Trokosi is a religious practice of the Ewe who inhabit Benin, Nigeria, Togo, Ghana. One of the Ewe’s religious beliefs is ju-ju — the notion that the gods punish one person’s sins by causing the death of other family members until the sin is forgiven by the gods. Priests offer to pardon the sin in exchange for some form of atonement.

According to the American Anti-Slavery Group, until the 18th century the offering typically took the form of livestock or other gifts, but that began to change and priests began demanding, and receiving, virgin girls as atonement for the sins of their relatives.

Girls, often under the age of 10, are brought to the priest, ritually stripped of all their possessions, including clothes, and told they have to do anything the priest tells them. Most girls are raped repeatedly.

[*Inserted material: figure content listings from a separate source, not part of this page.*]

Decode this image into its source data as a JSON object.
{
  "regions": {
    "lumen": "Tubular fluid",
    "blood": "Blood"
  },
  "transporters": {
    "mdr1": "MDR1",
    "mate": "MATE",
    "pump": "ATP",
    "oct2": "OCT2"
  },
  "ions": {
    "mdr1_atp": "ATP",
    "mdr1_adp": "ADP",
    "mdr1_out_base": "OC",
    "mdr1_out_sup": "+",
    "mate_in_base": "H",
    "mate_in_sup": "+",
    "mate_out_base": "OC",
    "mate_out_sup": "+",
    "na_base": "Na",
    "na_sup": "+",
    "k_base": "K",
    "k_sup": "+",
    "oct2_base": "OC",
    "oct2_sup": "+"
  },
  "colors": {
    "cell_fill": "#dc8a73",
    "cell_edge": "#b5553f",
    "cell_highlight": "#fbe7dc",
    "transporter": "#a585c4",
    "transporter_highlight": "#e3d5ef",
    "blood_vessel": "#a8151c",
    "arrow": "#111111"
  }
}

Technically the girl only has to serve the priest for 3 to 5 years, but the reality is that for many this is a life long sentence. In order for the girl to return to her family at the end of her years of service, her family must pay a redemption fee set by the priest. Not surprisingly, such redemption fees are typically set at prices which the family cannot afford.

To add to the problem, trokosi can be inherited. If a woman dies before her parents can redeem her by paying the priest, they must give him another virgin girl.

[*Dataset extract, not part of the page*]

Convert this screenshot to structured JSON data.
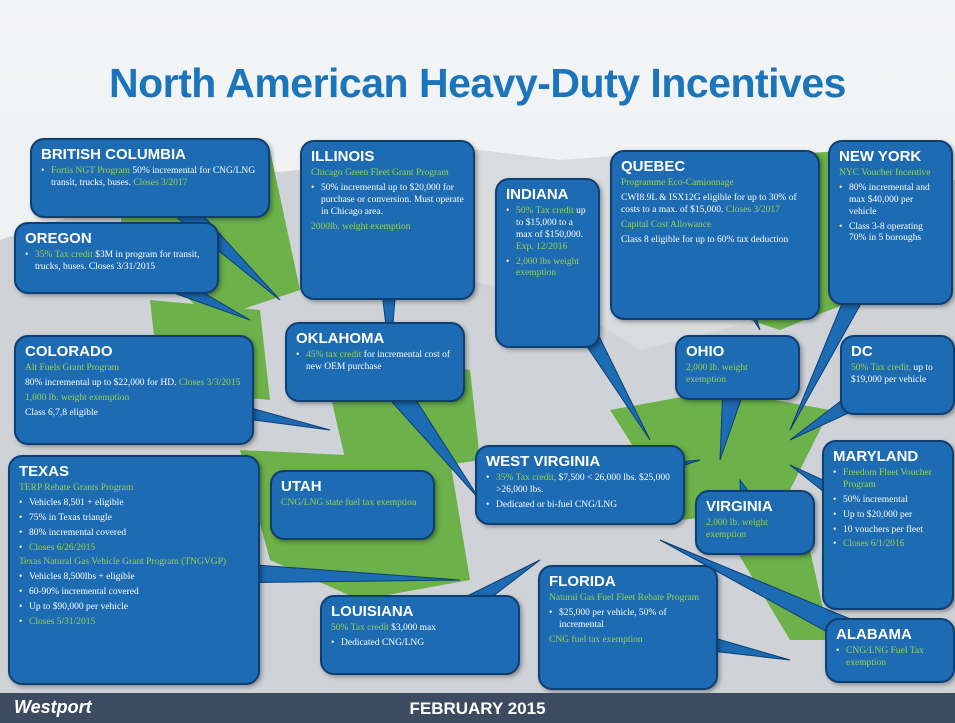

It is believed there are up to 4,000 trokosi in Africa, with 3,000 of those in Ghana. As mentioned earlier, Ghana passed a law in 1998 banning the practice but it has persisted, in part due to unwillingness of the government to enforce the law.

The BBC interviewed Hutealor Wede who is a slave to a Ewe priest,

My grandfather had illegal sex with a woman. The gods punished our family. I was the virgin daughter, so I was brought to this village and given to the priest to stop the disasters happening. I have to do everything for the priest. Anything he wants.

Some people, such as Osofu Kofi Ameve, the head of the African Renaissance Mission, defend trokosi and attack those who would outlaw it as imperialists intent on wiping out traditional African religions to establish Western religious. He told the BBC that, “It’s all lies … No woman is a slave in Ghana. Christianity, your Christianity, allows for no other religion. You want to eradicate all African religion.”

Fortunately for the thousands of women enduring such slavery, one of those who does not share this view is the newly elected president of Ghana, John Kufuor, who says he will stop the practice. Kufuor told the BBC, “Young girls should be in educational establishments, not in the harem of some fetish priest.”

Still, at the moment, little has been done to stop the practice except by controversial groups such as International Need and others who have raised money to purchase the freedom of such women. Hopefully Kufuor will follow through and elimination slavery in his country.

Source:

Ghana’s trapped slaves. Humphrey Hawksley, The BBC, February 8, 2001.

The Trokosi: Religious slavery in Ghana. The American Anti-Slavery Group.